New electric vehicle noise law fails to tackle ‘silent killers’, says Brigade
A law that forces new electric vehicles to have a noise-emitting device does not go far enough in ensuring safety for vulnerable road users.
The EU rule, which came into force yesterday (1 July 2019), requires a car to emit noise when reversing or travelling below 12mph. This means that Acoustic Vehicle Alert Systems (AVAS) will need to be installed in new models of hybrid and electric cars registered after 1 September 2019 – and all new hybrid and electric vehicles registered after September 2021.
Michael Ellis, Roads Minister, said: “The Government wants the benefits of green transport to be felt by everyone, and understands the concerns of the visually impaired about the possible hazards posed by quiet electric vehicles. This new requirement will give pedestrians added confidence when crossing the road.”
However, the law does not tackle existing electric vehicles, with Chris Hanson-Abbott of road safety device manufacturer Brigade Electronics branding it therefore as a “failure and a missed opportunity to protect pedestrians”.
According to research by Guide Dogs for the Blind, electric cars are about 40% more likely to hit a pedestrian than a petrol or diesel vehicle.
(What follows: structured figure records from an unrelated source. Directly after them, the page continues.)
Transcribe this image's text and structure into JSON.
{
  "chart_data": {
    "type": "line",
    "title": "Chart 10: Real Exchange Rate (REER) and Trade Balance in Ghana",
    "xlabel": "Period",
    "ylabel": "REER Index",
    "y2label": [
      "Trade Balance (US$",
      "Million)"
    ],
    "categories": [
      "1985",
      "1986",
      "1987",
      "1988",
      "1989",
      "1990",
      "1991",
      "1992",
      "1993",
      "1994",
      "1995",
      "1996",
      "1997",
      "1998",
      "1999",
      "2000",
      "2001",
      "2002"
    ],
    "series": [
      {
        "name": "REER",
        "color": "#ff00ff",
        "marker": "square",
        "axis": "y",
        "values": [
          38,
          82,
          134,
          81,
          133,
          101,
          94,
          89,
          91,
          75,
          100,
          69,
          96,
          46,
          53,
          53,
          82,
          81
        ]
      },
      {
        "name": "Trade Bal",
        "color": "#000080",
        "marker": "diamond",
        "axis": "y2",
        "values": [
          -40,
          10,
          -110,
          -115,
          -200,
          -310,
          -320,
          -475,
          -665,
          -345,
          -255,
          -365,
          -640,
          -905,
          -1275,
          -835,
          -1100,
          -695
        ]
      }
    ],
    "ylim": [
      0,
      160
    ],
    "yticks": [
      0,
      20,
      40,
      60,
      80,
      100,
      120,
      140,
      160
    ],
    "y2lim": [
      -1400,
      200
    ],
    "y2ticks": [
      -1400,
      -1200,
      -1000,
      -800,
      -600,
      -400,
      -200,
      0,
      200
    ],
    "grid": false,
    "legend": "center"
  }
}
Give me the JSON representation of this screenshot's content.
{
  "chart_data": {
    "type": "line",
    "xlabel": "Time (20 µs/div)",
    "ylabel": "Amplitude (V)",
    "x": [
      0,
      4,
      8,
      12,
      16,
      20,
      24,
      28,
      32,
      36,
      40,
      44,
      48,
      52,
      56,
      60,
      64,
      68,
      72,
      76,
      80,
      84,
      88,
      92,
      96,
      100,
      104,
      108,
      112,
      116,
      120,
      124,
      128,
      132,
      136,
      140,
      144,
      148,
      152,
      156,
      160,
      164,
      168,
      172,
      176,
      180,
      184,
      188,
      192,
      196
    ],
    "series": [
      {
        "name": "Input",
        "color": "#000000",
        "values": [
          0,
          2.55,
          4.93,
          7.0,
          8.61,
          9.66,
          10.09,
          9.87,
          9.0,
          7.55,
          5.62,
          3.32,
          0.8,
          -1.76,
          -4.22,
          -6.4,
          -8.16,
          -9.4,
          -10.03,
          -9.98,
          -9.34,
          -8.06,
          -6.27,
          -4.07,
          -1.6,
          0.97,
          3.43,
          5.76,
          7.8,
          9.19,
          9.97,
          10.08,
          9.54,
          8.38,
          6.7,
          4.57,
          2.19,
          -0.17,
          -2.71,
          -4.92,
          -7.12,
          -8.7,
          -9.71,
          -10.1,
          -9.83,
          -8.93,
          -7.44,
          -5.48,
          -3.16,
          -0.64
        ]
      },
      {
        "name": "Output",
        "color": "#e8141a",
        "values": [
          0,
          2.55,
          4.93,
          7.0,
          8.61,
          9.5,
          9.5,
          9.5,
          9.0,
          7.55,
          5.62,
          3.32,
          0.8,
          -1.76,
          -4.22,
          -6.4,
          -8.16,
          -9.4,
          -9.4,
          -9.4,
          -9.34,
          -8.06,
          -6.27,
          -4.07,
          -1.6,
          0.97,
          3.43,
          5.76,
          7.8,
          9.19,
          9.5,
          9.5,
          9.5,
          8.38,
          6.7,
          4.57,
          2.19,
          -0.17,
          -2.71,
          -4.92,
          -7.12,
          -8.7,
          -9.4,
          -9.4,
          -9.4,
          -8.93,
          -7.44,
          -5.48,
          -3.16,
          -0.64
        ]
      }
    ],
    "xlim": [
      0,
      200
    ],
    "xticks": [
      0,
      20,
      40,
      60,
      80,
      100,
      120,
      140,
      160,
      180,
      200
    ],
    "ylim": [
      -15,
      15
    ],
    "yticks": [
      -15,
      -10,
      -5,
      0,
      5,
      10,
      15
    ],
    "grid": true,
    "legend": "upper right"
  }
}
And the average person struggles to hear electric and hybrid cars approach at speeds of up to 20kph (12.5mph).
Hanson-Abbott added: “Dangerously quiet electric and hybrid cars will still be on British streets putting vulnerable pedestrians – particularly kids and people who are blind or partially-sighted – in danger,” he said.
“The Government must step in and force drivers of existing electric vehicles to install noise-generating technology.”